Figuras muito próximas da líder da Frente Nacional francesa terão montado um "sistema sofisticado" de utilização de praças "offshore" para fazer sair dinheiro de França, avança hoje o jornal Le Monde, baseando-se no caso dos "Panama Papers".

Reuters

De acordo com o diário francês, elementos do "primeiro círculo de fiéis" de Marine Le Pen "puseram em prática um sistema offshore sofisticado" para tirar dinheiro de França.

"O sistema, entre Hong Kong, Singapura, as Ilhas Virgens Britânicas e o Panamá", foi "utilizado para fazer sair dinheiro de França, através de sociedades fictícias e de faturas falsas, com o objetivo de escapar aos meios franceses para evitar o branqueamento de capitais", adianta o jornal.

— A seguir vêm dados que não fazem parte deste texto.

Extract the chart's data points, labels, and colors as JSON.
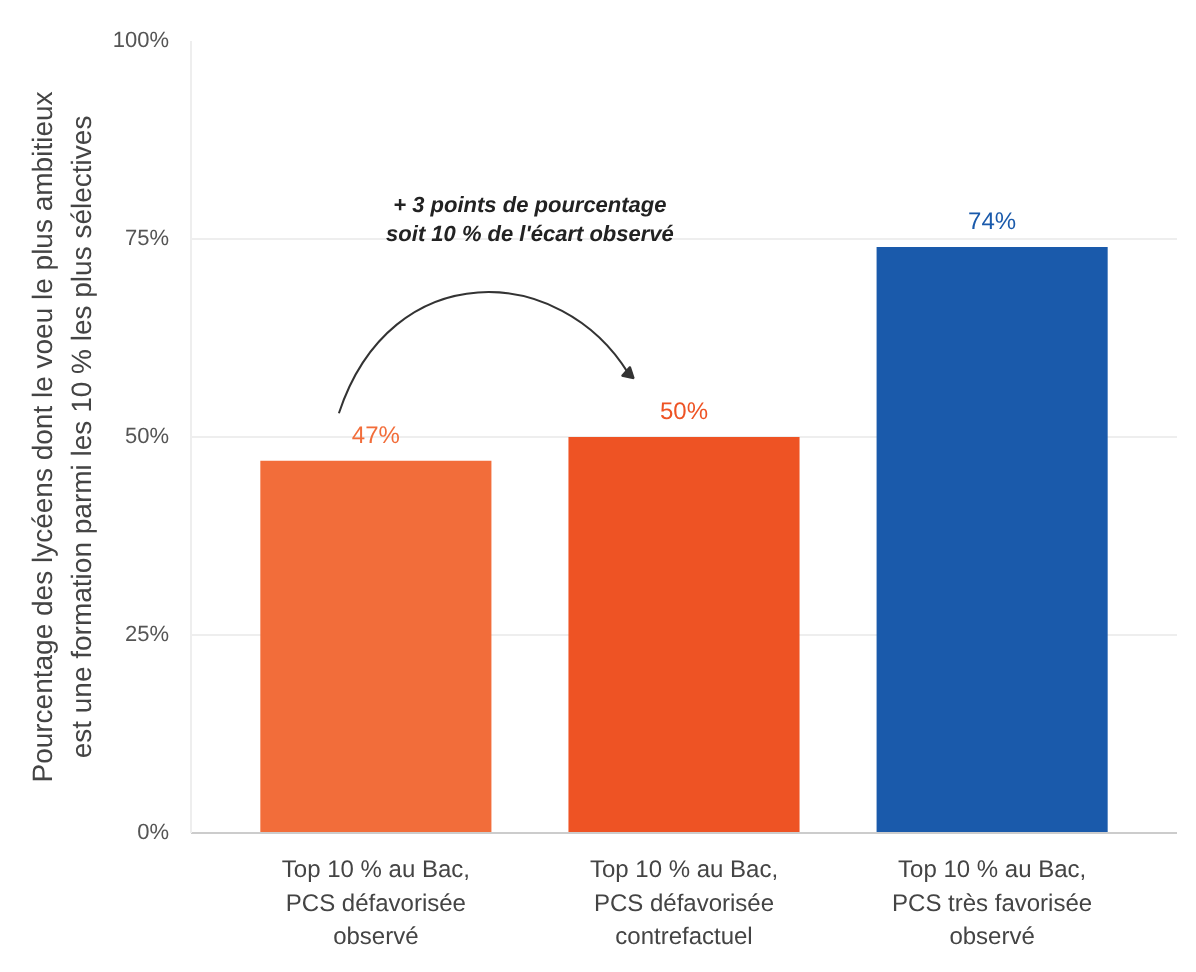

O Le Monde, com base no caso dos Panama Papers da empresa Mossack Fonseca, aponta o nome de do contabilista e ex-conselheiro da FN Nicolas Crochet e do empresário Frederic Chatillon, chefe da empresa Riwal, que criou serviços de comunicação para os candidatos da Frente Nacional.

Quando estava iminente a divulgação do caso, Chatillon disse na segunda-feira que iria colocar à disposição dos jornalistas os "documentos comprovativos da legalidade de todas as operações".

A Frente Nacional assegurou, entretanto, em comunicado, "não estar envolvida no caso 'Panama Papers'".

De acordo com o Le Monde, "em 2012, logo após a eleição presidencial, Frederic Chatillon combinou com Nicolas Crochet fazer sair 316.000 euros da Riwal e do território francês".

A maior investigação jornalística da história, divulgada na noite de domingo, envolve o Consórcio Internacional de Jornalistas de Investigação (ICIJ, na sigla inglesa), com sede em Washington, e destaca os nomes de 140 políticos de todo o mundo, entre eles 12 antigos e atuais líderes mundiais.

A investigação resulta de uma fuga de informação e juntou cerca de 11,5 milhões de documentos ligados a quase quatro décadas de atividade da empresa panamiana Mossack Fonseca, especializada na gestão de capitais e de património, com informações sobre mais de 214 mil empresas "offshore" em mais de 200 países e territórios.